INDIANAPOLIS — The focus of the Stellar Communities Designation Program, which Huntingburg is a part of, will shift some to designate regional collaborations instead of individual communities.
Stellar will now combine communities, creating a region that will emphasize collaboration between neighboring towns, cities and counties, Indiana Lt. Gov. Suzanne Crouch and Jodi Golden, executive director of the Indiana Office of Community and Rural Affairs, announced Wednesday.
“Stellar communities will no longer be applying as individual communities.

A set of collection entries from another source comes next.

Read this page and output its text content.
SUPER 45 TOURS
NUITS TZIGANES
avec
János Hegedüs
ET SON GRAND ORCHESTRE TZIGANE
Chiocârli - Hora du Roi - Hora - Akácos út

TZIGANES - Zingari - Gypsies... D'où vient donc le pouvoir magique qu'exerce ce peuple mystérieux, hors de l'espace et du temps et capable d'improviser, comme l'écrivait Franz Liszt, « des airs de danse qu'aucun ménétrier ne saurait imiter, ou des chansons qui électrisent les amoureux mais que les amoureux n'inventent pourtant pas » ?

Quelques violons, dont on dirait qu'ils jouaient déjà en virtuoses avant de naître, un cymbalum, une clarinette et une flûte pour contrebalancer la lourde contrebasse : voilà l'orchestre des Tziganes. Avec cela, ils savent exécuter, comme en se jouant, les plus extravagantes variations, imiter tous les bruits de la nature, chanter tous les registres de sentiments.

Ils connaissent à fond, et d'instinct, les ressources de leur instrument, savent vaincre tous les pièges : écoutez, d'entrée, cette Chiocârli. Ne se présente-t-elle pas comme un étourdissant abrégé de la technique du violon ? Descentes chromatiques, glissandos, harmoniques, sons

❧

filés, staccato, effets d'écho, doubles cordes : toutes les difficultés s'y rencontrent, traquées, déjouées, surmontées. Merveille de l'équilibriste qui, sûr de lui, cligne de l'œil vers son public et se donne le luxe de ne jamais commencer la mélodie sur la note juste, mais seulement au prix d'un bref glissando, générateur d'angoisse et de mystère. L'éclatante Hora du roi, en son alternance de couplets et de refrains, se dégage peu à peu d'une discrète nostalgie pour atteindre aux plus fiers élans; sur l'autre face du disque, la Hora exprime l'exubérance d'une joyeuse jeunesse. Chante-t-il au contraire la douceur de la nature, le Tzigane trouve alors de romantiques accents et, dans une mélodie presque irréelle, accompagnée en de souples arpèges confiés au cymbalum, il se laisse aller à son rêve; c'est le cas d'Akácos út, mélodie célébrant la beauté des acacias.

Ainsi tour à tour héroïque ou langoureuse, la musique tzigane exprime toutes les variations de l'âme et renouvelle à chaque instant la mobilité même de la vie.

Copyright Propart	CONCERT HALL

We are now looking for applicants to be collaborating with their neighbors on creating a regional development plan” Golden said at a Wednesday afternoon press conference at the Indiana Statehouse. “Each submission should discuss how they believe each community uniquely works together to create one complementary region.”
Huntingburg Mayor Denny Spinner was at the announcement with other mayors of Stellar Communities as Crouch and Golden explained the reason for the change.
“We are all a part of this great state, and through the regional Stellar Community program, we must continue to improve our neighborhoods and encourage a partnership between communities,” Crouch said. “Through OCRA’s Stellar Program, we are supporting initiatives to attract, retain and develop talent in and around Indiana, and to do this our communities must work together.”
Spinner said the change is consistent with Indiana Gov. Eric Holcomb’s goals of promoting regionalism.
“The strength of what Stellar provided for Huntingburg was that it was a great planning vehicle,” he said. “The format still does that. But it will also involve engaging other communities in planning regional projects.”
OCRA runs the Stellar Communities Designation Program as a multi-agency partnership designed to recognize smaller communities that have identified plans for community and economic development projects and what the next steps are through key partnerships. Between 2011 and 2016, the state allocated $89.4 million to designated communities, which were combined with $108.6 million in community partner contributions.
Eligible communities include local units of government that are a county, city or an incorporated town not currently considered a U.S. Department of Housing and Urban Development-recognized entitlement community. Only communities that participate in the state Community Development Block Grant program are eligible.
After the announcement, the mayors gave Crouch, Golden and other state officials feedback on the new plan.
“The goal of this is to promote collaboration and projects that have a regional impact,” Spinner said. “It’s a new approach. But it has the heart of Stellar still. The designation of communities as Stellar rather than just one is the next phase of this.”
Crouch said that although any eligible community can apply, regional mentorship with past Stellar designees, like Huntingburg, and finalists is highly encouraged. Huntingburg earned the designation in 2014.
“If this (regional approach) had been in place when we applied, it would have changed our approach,” Spinner said. “There were projects that we did that were regional in concept, but we didn’t bring in any regional partners to help us with that.”
The city is willing to partner with communities looking to apply for Stellar. “If there is a community near Huntingburg that wants to apply, we would be a good partner for them,” Spinner said, “to help them through the process, like a mentorship.”
But that kind of partnership would have to wait until Huntingburg completes its participation in the program, which will end in 2018.
“This would fit into our plans for moving the city forward after Stellar,” Spinner said. “Any project that would make sense from this regional approach, we would certainly want to consider it.
“But for 2018? No. The plate is a little full right now,” he said.